Ходить по судну стало трудно. В проходах люди стукались плечами по очереди то об одну, то об другую переборку. Прогуливаясь по спардеку, приходилось выделывать ногами невероятные кренделя, чтобы благополучно миновать Сциллу и Харибду, с другой стороны – зияющий промежуток между шлюпками и с другой – разверстые капы машины. Раскачивающееся судно норовило бросить меня с размаху то в одну, то в другую сторону. Но обе стороны меня одинаково мало устраивали. Толкни меня в море – и, вероятно, никто на судне даже не знал бы о моей судьбе, полети я в машину – шуму было бы значительно больше, но в течение нескольких минут я был бы перемолот как первоклассная котлета.
Неважно было и в кают-компании. Привязанные к столу клетки для посуды не помогали. Все равно ни тарелку ни стакан в эти клетки поставить было невозможно; все их содержимое немедленно оказывалось на столе, а затем и на палубе. Однажды сорвались с привязи и сами клетки. Со всеми тарелками и мисками они поехали со стола. Если бы Александр Андреевич не навалился на клетку всем телом, она неминуемо была бы на палубе со всем сервизом. Долго капитан не мог успокоиться и крыл юнгу, плохо привязавшего клетку.
– Ишо пы немношко и ты, сукин сын, сакупил бы мне вся серфис. Какой ты к шортофой матери моряк, ешели ты тарелку сохранять не мошешь.
Ущерб, могущий быть причиненным качкой кают-компании, не давал покою капитану. То его беспокоила посуда, то кто-нибудь из страдающих морской болезнью матшарцев, пробираясь через кают-компанию, натыкался на книжный шкап, угрожая целости стекол; то, наконец, книги в этих шкапах начинали так ездить по полкам, что дверцы распахивались и все летело на палубу.
Лично же мне больше всего хлопот в эти дни доставил душ.
Струи воды никак не хотели попадать в ванну.
Следуя размахам «Таймыра», вода лилась то вправо, то влево на аршин от края ванны, и мне приходилось буквально гоняться за водой, чтобы что-нибудь попало на мою спину.
Во время такой качки каюта имела совершенно нелепый вид. По очереди то на одной, то на другой переборке висящие на вешалках полотенца и платье становились перпендикулярно к ее поверхности. Штаны, растопырившиеся досередины каюты, медленно возвращались к стенке; на смену им с другой стороны тянулось в середину пальто.
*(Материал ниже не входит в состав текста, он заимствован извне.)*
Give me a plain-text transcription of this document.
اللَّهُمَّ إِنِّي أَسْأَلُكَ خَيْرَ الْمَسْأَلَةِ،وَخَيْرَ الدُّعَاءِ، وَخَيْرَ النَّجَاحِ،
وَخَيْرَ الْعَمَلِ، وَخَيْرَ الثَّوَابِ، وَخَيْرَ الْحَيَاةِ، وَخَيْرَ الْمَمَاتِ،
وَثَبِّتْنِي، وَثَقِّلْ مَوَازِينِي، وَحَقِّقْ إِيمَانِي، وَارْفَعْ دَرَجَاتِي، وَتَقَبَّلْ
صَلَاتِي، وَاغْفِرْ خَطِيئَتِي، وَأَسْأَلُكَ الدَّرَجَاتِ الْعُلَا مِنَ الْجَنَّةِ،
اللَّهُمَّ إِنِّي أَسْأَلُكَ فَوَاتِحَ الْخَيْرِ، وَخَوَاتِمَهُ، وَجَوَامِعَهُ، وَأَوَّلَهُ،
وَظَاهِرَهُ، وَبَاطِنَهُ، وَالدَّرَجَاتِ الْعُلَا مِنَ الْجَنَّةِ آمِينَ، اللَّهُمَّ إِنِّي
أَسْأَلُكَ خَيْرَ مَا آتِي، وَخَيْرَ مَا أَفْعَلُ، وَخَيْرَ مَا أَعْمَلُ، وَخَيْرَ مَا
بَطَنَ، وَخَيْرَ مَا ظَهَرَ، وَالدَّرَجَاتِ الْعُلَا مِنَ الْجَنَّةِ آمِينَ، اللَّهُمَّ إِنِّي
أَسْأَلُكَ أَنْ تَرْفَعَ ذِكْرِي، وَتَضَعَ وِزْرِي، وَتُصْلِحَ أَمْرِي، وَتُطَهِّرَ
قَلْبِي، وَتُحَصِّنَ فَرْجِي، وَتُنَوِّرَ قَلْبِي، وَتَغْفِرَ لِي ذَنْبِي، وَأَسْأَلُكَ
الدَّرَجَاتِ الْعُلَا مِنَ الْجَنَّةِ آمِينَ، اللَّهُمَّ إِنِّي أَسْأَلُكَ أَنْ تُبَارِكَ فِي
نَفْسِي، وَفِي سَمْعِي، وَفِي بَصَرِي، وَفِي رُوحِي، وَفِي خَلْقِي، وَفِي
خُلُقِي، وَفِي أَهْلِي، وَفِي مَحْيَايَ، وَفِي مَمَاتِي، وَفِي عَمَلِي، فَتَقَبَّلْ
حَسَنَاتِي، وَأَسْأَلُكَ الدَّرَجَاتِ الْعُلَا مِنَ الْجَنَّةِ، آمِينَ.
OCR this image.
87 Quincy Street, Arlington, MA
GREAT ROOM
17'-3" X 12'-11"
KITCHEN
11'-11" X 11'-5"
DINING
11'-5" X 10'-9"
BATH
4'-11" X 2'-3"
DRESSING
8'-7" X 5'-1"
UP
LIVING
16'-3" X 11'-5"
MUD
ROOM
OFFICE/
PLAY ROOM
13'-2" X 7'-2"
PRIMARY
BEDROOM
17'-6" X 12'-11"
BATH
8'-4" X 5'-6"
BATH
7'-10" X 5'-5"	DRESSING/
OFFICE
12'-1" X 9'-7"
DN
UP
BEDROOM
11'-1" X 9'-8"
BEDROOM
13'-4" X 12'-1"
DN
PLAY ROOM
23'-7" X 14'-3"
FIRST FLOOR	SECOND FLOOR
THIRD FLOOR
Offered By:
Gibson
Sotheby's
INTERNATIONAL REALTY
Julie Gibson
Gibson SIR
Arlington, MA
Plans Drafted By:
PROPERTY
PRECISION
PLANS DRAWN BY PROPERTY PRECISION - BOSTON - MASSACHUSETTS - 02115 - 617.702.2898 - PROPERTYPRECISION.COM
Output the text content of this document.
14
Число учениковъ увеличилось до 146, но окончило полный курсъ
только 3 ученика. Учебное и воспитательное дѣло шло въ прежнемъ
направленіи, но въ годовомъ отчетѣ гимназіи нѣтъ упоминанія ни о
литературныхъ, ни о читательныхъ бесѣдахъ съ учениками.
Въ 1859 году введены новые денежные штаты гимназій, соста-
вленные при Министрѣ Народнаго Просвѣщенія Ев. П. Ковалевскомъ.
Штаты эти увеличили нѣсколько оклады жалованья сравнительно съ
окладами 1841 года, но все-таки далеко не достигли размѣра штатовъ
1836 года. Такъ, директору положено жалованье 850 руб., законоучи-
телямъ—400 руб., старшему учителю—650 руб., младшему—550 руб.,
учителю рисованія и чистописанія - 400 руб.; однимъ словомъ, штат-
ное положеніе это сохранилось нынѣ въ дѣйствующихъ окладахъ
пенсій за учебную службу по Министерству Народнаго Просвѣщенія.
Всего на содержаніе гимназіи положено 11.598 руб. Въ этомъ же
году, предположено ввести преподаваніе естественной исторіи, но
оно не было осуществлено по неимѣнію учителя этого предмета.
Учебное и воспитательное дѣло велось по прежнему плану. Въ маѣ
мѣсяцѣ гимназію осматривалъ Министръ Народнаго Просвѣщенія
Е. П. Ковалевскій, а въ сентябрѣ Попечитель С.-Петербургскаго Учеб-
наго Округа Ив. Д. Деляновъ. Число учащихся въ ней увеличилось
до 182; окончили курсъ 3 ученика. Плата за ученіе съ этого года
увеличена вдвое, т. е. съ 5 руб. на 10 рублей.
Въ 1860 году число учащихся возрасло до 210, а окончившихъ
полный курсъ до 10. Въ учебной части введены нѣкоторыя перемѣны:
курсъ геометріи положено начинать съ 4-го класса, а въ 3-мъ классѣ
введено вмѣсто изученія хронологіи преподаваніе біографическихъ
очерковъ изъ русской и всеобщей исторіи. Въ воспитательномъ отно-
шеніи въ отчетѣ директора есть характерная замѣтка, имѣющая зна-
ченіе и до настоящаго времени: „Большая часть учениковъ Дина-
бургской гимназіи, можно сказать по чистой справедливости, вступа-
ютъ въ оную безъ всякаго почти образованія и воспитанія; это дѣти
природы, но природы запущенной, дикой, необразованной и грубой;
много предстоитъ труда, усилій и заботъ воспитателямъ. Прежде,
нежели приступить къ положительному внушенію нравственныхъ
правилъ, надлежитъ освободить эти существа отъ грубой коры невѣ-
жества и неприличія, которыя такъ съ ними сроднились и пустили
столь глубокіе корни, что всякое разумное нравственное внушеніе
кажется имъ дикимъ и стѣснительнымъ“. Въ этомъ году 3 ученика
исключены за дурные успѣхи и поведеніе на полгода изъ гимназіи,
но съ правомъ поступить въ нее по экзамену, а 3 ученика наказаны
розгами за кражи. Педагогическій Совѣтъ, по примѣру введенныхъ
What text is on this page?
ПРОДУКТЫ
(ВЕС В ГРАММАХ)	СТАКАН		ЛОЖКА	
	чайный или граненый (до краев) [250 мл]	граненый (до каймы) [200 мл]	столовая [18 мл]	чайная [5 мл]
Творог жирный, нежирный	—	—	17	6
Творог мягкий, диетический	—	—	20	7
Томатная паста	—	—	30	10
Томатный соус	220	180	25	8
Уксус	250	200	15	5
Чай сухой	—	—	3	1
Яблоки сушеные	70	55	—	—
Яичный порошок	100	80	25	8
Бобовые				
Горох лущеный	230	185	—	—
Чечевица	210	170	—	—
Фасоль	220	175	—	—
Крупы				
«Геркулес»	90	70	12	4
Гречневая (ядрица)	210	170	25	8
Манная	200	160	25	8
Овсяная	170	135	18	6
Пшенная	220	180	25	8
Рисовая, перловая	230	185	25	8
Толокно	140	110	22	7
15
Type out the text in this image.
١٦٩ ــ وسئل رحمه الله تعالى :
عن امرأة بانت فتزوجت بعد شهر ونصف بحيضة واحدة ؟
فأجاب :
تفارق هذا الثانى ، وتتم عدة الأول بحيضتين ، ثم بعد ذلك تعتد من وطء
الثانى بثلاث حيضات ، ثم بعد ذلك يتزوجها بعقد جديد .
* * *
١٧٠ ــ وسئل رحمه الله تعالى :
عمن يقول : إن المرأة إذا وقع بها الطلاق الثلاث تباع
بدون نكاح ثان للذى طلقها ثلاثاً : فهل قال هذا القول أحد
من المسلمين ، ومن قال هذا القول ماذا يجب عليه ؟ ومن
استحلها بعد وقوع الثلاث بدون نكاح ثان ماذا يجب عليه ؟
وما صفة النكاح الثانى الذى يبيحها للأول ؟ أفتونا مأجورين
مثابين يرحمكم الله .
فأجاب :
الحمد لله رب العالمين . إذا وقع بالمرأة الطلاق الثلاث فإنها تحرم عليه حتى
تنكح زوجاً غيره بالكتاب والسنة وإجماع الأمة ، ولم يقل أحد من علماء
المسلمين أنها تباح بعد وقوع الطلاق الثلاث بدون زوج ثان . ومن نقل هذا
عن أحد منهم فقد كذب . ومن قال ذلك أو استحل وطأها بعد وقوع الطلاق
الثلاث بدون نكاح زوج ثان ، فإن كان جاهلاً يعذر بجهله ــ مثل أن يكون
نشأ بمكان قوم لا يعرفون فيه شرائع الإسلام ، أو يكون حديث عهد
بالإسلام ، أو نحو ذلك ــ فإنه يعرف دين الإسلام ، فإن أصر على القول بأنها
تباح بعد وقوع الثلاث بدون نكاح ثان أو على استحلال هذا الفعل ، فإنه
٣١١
Так шло изо дня в день и мы отсчитывали мили, пройденные на пути к Архангельску, как вдруг однажды за ужином, когда мы были примерно на долготе Колгуева, радист появился в кают-компании и подал капитану бланк радиограммы. Повидимому, это не было обычное сообщение судам о предстоящей погоде и ледовых условиях, у радиста был слишком таинственный вид. Капитан, медленно разбираясь в телеграмме, тоже насупился.
Оказывается, Убеко предписывало во что бы то ни стало зайти на Канинскую землю, к устью реки Москвиной, и снять рабочую партию, ставящую там мигалку. Ради этого нужно было сходить с курса и потерять несколько дней. Никому это не улыбалось. Нехотя Александр Андреевич напялил фуражку и пошел на мостик отдавать распоряжение об изменении курса стоявшему на вахте Пустошному.
От огорчения в этот вечер капитан играл в «козла» еще хуже, чем обычно.